Mainz : Böhmermann droht nach Schmähkritik eine Haftstrafe
Mainz Mit seinem Schmähgedicht über den türkischen Staatspräsidenten Recep Tayyip Erdogan könnte sich der ZDF-Moderator Jan Böhmermann strafbar gemacht haben.
Zu diesem Schluss kommt jedenfalls das Auswärtige Amt (AA) in einer internen juristischen Prüfung, die nach Informationen des Berliner „Tagesspiegel“ noch vor dem Telefonat von Bundeskanzlerin Angela Merkel (CDU) mit dem türkischen Premierminister Ahmet Davutoglu am Sonntag in Auftrag gegeben wurde. Der ZDF-Moderator und Satiriker hatte Erdogan unter anderem als „Ziegenficker“ geschmäht. Der Sender hatte den Beitrag kurz darauf aus der Mediathek entfernt.
Derweil hat die Staatsanwaltschaft Mainz Ermittlungen gegen Böhmermann eingeleitet. Auf Anfrage unserer Zeitung heißt es dazu von Andrea Keller, der leitenden Oberstaatsanwältin: „Wegen des in der Sendung ‚ZDF Neo Royal‘ am 31. März 2016 ausgestrahlten Gedichts sind bei der Staatsanwaltschaft Mainz bislang rund 20 Strafanzeigen von Privatpersonen eingegangen.“ Das Ermittlungsverfahren werde wegen Verdachts des Verstoßes gegen Paragraf 103 Strafgesetzbuch geführt. Dieser bezieht sich auf Beleidigung von Organen oder Vertreter ausländischer Staaten. Das kann mit bis zu drei Jahren Gefängnis geahndet werden.

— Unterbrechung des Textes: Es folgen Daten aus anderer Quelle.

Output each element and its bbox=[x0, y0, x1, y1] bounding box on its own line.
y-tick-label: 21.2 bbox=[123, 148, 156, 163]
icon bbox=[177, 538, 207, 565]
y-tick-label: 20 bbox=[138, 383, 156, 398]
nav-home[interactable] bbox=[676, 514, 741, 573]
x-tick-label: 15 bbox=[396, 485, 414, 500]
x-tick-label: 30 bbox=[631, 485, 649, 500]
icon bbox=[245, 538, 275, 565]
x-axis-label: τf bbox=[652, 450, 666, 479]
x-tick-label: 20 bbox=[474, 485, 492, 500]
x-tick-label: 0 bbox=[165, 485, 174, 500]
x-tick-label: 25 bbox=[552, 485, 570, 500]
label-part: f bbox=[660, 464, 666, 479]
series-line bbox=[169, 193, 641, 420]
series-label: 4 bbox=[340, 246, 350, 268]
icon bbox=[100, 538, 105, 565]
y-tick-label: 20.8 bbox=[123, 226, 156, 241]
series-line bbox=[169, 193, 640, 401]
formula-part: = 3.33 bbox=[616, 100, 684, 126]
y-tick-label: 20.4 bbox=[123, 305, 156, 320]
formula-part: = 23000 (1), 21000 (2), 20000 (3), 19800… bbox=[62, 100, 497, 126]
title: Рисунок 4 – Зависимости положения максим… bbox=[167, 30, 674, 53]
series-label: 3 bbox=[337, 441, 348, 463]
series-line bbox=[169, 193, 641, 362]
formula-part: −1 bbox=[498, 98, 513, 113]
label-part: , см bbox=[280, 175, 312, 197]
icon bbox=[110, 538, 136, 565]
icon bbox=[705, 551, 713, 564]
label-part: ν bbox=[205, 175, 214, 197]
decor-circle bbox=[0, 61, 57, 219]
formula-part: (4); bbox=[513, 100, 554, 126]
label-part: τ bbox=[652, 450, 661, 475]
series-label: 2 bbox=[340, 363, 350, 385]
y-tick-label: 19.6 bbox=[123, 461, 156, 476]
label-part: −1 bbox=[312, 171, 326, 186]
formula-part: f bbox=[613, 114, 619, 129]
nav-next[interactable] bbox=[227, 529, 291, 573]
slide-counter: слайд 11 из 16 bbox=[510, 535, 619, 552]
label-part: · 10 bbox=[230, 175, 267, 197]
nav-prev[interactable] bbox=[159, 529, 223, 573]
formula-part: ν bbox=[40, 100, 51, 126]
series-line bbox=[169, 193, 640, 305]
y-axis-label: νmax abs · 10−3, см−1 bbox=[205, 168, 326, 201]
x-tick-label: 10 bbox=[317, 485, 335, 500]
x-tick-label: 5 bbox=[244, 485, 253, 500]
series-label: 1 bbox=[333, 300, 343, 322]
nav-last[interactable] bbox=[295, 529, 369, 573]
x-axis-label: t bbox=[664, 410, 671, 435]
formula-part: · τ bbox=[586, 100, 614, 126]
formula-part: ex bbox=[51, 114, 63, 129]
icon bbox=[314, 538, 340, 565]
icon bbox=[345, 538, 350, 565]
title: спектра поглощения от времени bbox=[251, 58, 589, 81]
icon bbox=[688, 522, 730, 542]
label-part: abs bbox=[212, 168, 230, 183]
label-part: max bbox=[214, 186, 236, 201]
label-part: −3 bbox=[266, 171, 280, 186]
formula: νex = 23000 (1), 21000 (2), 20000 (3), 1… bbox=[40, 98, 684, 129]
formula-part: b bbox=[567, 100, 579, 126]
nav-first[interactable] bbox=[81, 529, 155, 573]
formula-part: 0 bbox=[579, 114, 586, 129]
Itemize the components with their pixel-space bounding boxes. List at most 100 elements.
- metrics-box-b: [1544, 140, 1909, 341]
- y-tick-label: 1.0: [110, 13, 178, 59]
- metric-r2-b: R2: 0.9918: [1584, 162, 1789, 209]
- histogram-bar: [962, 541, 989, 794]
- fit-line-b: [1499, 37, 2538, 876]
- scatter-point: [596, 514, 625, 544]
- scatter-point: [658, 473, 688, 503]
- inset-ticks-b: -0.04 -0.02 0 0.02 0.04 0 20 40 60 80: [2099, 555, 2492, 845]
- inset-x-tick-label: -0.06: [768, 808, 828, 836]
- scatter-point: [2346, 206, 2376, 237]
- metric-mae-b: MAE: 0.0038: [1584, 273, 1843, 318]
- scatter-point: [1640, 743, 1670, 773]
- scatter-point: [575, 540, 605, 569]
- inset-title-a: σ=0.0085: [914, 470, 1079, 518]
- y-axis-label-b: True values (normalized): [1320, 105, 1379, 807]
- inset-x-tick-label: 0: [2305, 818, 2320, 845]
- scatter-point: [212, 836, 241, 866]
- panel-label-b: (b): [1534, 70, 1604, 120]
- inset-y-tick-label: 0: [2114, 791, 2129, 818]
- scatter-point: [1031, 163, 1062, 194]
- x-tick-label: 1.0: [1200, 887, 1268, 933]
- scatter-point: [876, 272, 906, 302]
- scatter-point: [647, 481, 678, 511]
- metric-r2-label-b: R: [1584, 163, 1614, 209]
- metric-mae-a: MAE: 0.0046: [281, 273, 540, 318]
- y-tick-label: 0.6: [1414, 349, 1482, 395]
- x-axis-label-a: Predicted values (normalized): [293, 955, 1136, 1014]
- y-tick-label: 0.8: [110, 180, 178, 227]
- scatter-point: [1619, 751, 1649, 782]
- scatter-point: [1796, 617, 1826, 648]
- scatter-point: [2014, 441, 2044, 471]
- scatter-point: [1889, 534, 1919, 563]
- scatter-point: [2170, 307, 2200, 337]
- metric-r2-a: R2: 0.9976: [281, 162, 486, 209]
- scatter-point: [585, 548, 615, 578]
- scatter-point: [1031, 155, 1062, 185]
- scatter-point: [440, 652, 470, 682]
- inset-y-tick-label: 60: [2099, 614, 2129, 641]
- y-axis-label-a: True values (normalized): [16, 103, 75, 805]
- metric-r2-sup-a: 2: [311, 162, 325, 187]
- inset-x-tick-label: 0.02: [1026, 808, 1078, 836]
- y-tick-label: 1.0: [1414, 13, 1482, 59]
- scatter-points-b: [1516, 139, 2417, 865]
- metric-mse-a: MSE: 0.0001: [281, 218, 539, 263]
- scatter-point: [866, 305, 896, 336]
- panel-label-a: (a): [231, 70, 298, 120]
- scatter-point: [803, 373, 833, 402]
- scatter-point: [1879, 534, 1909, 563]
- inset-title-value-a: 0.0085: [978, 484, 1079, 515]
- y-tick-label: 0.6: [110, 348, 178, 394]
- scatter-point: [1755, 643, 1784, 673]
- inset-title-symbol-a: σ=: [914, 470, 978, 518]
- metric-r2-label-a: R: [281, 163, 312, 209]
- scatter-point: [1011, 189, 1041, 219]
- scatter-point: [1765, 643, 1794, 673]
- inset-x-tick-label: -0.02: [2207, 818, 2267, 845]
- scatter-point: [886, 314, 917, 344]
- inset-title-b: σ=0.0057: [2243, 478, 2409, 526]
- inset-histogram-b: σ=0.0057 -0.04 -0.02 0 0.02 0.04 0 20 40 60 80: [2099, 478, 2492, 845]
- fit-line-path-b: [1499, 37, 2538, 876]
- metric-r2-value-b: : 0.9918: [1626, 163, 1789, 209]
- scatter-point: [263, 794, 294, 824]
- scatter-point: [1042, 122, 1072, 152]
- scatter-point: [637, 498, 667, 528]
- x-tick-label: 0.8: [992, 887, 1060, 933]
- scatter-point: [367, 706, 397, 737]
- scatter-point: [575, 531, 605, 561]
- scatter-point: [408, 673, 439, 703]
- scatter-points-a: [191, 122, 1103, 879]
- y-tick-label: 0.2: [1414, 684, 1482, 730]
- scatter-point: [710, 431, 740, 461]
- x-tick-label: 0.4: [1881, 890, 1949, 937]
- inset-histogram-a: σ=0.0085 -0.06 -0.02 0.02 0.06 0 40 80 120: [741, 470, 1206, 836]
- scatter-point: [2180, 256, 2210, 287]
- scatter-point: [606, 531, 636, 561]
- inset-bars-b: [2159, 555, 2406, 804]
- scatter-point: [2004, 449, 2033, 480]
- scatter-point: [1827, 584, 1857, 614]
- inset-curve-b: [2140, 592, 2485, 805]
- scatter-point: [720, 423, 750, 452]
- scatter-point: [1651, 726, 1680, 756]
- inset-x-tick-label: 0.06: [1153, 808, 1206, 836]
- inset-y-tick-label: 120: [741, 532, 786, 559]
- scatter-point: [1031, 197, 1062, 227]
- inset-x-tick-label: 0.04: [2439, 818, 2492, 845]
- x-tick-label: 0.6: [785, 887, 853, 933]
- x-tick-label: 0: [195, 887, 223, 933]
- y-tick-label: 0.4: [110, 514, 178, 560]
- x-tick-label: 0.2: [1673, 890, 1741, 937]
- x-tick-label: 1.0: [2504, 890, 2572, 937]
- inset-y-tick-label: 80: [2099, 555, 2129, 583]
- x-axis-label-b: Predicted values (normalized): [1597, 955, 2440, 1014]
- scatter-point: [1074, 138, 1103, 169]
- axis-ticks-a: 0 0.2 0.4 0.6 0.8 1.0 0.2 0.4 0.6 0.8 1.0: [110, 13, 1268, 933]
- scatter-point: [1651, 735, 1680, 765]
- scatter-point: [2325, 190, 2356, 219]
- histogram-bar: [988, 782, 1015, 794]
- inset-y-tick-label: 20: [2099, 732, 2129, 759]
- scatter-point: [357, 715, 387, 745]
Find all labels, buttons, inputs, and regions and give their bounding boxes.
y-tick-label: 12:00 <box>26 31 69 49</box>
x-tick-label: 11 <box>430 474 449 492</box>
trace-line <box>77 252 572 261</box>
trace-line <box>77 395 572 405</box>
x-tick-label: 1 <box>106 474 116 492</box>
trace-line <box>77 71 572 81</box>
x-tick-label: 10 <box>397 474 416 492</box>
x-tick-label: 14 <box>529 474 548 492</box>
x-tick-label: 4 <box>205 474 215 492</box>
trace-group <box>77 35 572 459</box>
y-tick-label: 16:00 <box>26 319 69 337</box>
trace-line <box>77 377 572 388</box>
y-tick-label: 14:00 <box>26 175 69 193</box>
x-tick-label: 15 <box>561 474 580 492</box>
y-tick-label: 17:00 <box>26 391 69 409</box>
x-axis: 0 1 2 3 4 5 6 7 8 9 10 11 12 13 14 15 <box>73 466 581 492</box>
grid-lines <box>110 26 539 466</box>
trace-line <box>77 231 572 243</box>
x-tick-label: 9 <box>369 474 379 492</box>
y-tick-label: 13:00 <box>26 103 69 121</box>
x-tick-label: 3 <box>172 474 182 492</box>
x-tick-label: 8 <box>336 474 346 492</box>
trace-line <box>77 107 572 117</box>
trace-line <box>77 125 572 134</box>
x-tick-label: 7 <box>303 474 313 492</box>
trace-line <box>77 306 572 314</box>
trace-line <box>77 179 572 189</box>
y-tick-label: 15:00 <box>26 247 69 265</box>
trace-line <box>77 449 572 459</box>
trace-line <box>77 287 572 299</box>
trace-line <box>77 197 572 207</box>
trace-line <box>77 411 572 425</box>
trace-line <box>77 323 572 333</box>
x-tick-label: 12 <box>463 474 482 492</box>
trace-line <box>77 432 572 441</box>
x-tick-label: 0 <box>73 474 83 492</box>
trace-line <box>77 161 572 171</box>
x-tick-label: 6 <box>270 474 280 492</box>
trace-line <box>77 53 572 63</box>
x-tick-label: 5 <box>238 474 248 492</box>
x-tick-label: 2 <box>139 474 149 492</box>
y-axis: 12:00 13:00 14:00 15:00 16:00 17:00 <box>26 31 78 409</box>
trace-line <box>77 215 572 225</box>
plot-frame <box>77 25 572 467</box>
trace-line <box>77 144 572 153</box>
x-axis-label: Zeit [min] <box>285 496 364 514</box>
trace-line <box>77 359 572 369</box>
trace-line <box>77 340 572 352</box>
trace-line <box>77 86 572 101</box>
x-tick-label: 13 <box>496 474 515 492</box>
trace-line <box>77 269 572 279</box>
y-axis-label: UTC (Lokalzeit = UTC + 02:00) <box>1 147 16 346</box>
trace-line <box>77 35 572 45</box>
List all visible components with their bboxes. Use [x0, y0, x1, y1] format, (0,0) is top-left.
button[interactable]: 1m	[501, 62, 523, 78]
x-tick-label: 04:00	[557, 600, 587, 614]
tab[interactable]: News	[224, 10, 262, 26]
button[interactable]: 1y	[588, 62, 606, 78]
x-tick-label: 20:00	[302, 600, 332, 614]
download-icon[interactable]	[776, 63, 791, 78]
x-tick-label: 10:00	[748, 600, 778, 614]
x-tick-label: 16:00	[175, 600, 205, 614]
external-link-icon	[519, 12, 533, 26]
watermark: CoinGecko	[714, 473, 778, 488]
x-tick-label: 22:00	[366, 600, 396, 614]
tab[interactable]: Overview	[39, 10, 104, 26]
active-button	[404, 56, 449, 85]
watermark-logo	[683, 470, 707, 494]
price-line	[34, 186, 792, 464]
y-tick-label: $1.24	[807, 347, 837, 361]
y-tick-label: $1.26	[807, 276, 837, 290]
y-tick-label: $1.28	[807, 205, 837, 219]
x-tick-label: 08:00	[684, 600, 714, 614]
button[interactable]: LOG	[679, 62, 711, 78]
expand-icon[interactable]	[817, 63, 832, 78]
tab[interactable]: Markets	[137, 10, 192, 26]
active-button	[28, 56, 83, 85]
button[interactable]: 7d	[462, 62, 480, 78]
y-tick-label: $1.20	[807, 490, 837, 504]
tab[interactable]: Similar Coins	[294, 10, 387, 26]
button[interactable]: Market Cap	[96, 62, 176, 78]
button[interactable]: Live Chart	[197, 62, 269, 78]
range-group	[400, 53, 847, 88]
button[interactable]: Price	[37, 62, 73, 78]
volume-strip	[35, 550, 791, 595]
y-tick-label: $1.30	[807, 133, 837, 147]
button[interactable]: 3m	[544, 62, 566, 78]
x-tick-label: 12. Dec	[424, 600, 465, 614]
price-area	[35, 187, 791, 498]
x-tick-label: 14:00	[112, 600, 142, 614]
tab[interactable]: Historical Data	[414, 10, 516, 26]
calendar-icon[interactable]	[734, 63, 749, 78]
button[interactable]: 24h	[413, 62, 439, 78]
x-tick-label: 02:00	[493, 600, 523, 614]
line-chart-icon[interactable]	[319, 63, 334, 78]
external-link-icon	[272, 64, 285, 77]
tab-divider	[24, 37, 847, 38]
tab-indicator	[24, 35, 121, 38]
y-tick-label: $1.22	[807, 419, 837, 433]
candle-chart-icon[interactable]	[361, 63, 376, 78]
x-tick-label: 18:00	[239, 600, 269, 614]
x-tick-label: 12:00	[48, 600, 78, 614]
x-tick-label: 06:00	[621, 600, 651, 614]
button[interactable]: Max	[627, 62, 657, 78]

Zur Sicherung der Beweise fordere die Staatsanwaltschaft einen Mitschnitt der Sendung an und werde entsprechend Ziffer 210 der Richtlinien für das Bußgeld- und Strafverfahren das Bundesministerium der Justiz und für Verbraucherschutz auf dem Dienstweg unterrichten, heißt es von der Staatsanwaltschaft weiter. Außerdem sei zu klären, ob seitens der Türkei beziehungsweise ihres Staatsoberhauptes ein Strafverlangen gestellt werde. Die bereits eingegangen und mutmaßlich noch eingehenden weiteren Anzeigen werden nun in dem zusammengeführt und bearbeitet.
Trotz der aktuellen Kritik bekommt Böhmermann für eine Satire rund um den Mittelfinger des griechischen Ex-Finanzministers Yanis Varoufakis am Freitagabend in Marl den Grimme-Preis. Ihm gebühre das Verdienst einer großen Medienkritik, hatte die Grimme-Jury ihre Entscheidung begründet.